Le parti pris de la perspective, inspirée des représentations du Moyen-Âge, peut être un peu déroutant pour l’œil au début mais fonctionne en réalité très bien. Surtout, cela change de ce qu’on a l’habitude de voir. L’animation en elle-même est d’une grande qualité. Certaines transitions fonctionnent particulièrement bien. Il y a de très bonnes idées comme l’utilisation du split-screen afin de confronter les différentes actions des personnages.
Différentes sources d’inspiration
Le film s’enracine dans la mythologie irlandaise et dans l’animation d’Europe de l’Est, notamment des films hongrois adaptés de contes folkloriques. Tomm Moore évoque également les films du studio Ghibli pour leur traitement des questions environnementales. Les plans du film sont comme des toiles de peinture qui empruntent à la fois à l’art moderne, aux tableaux de Klimt et au mouvement cubiste.
La représentation de la nature
Chacun des longs métrages du triptyque porte sur la nature une vision différente. Dans Brendan et le secret de Kells, la flore ressemble à une église et figure la beauté et l’émotion qu’elle peut susciter chez le jeune héros qui n’a pas le droit de pénétrer dans la forêt. Dans Le Peuple Loup, la représentation de la nature n’est pas si contrôlée, au contraire, elle est sauvage et foisonnante, quasiment brouillonne. Les courbes organiques contrastent avec les formes géométriques de la ville. La principale source d’inspiration en termes de représentation de la nature vient du Conte de la princesse Kaguya (2013) d’Isao Takahata.

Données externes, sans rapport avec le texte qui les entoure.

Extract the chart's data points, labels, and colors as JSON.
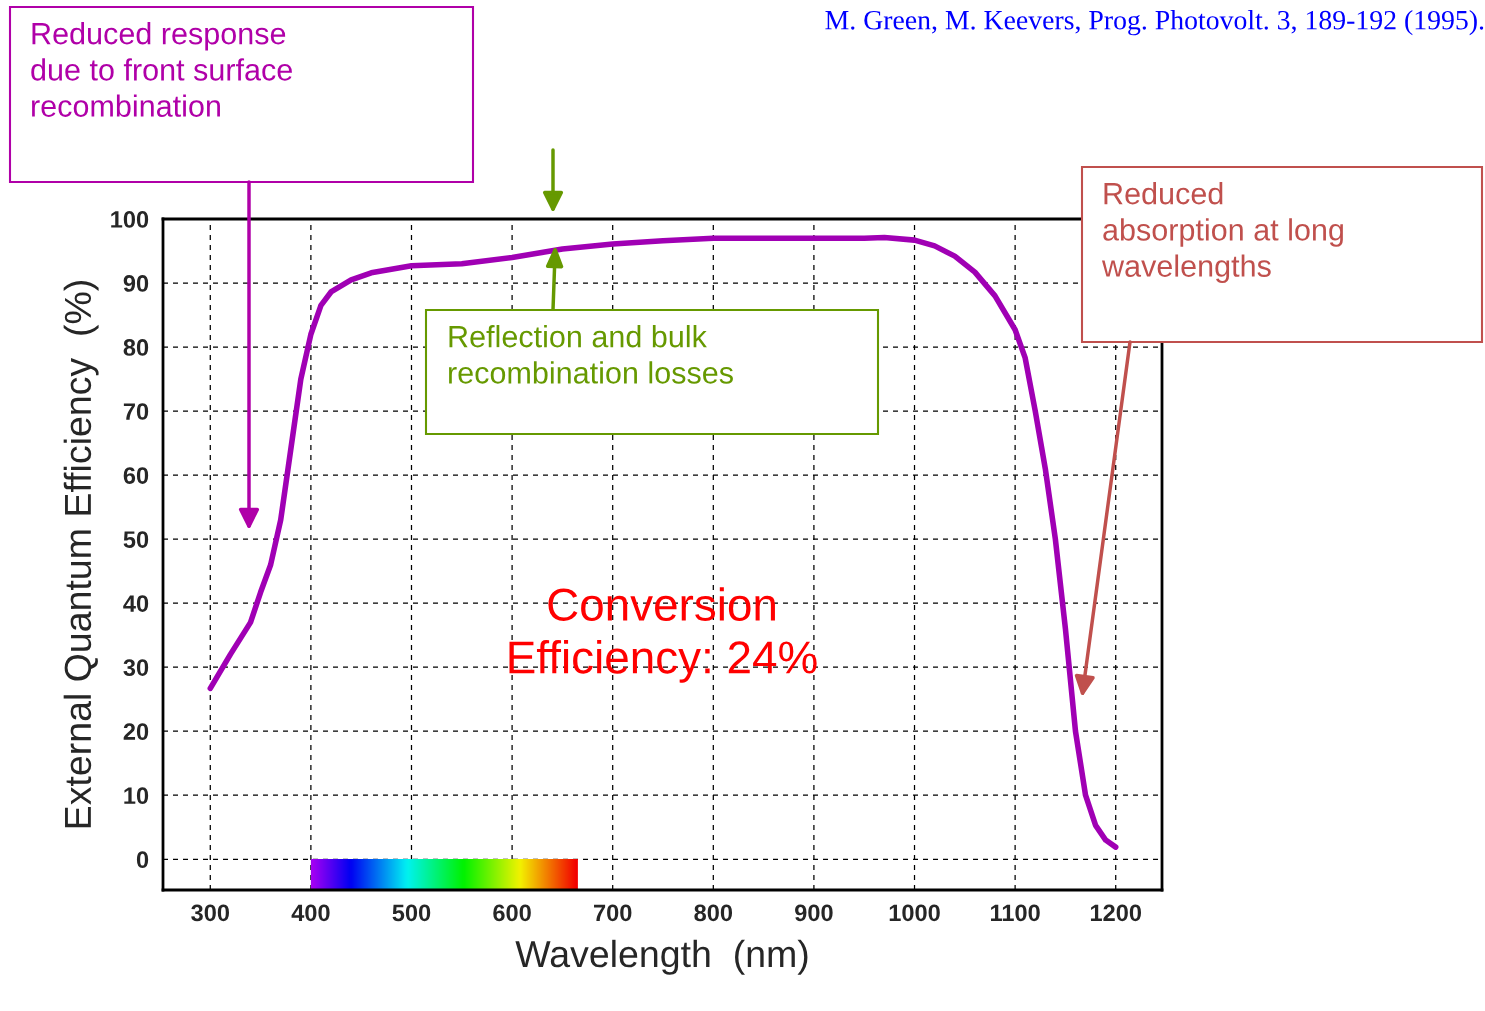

La représentation des loups joue avec nos différents sens qui sont démultipliés comme ceux de Robyn lorsqu’elle se transforme en louve pour la première fois. La vue, l’odorat, l’ouïe et le toucher (et dans une moindre mesure le goût) sont stimulés. C’est un film qui propose un voyage visuel, émotionnel et sensoriel.
Bande originale et doublage : 17/20
La musique n’a pas non plus à rougir et colle parfaitement à l’ambiance du film. La bande originale est signée Bruno Coulais, connu notamment pour avoir travaillé sur les deux premiers films mais également sur Coraline (2009), en collaboration avec le groupe Kila. Les chansons sont interprétées par la chanteuse norvégienne Aurora (La Reine des neiges 2, 2019), notamment celle utilisée pour la bande-annonce.
En ce qui concerne le doublage, j’ai vu le film en VF (séance pour enfants oblige). Plutôt habituée au visionnage en VOST, je dois avouer que j’ai été agréablement surprise par le doublage français qui fonctionne très bien.
Note globale : 17/20
En conclusion, Le Peuple Loup est une œuvre remplie d’émotions, au scénario accrocheur, avec une animation et des plans sublimes. Un film plus que convaincant donc, à voir absolument qu’on soit petit ou grand. Pour ma part, je cours revoir les deux premiers volets de la trilogie. Bon visionnage !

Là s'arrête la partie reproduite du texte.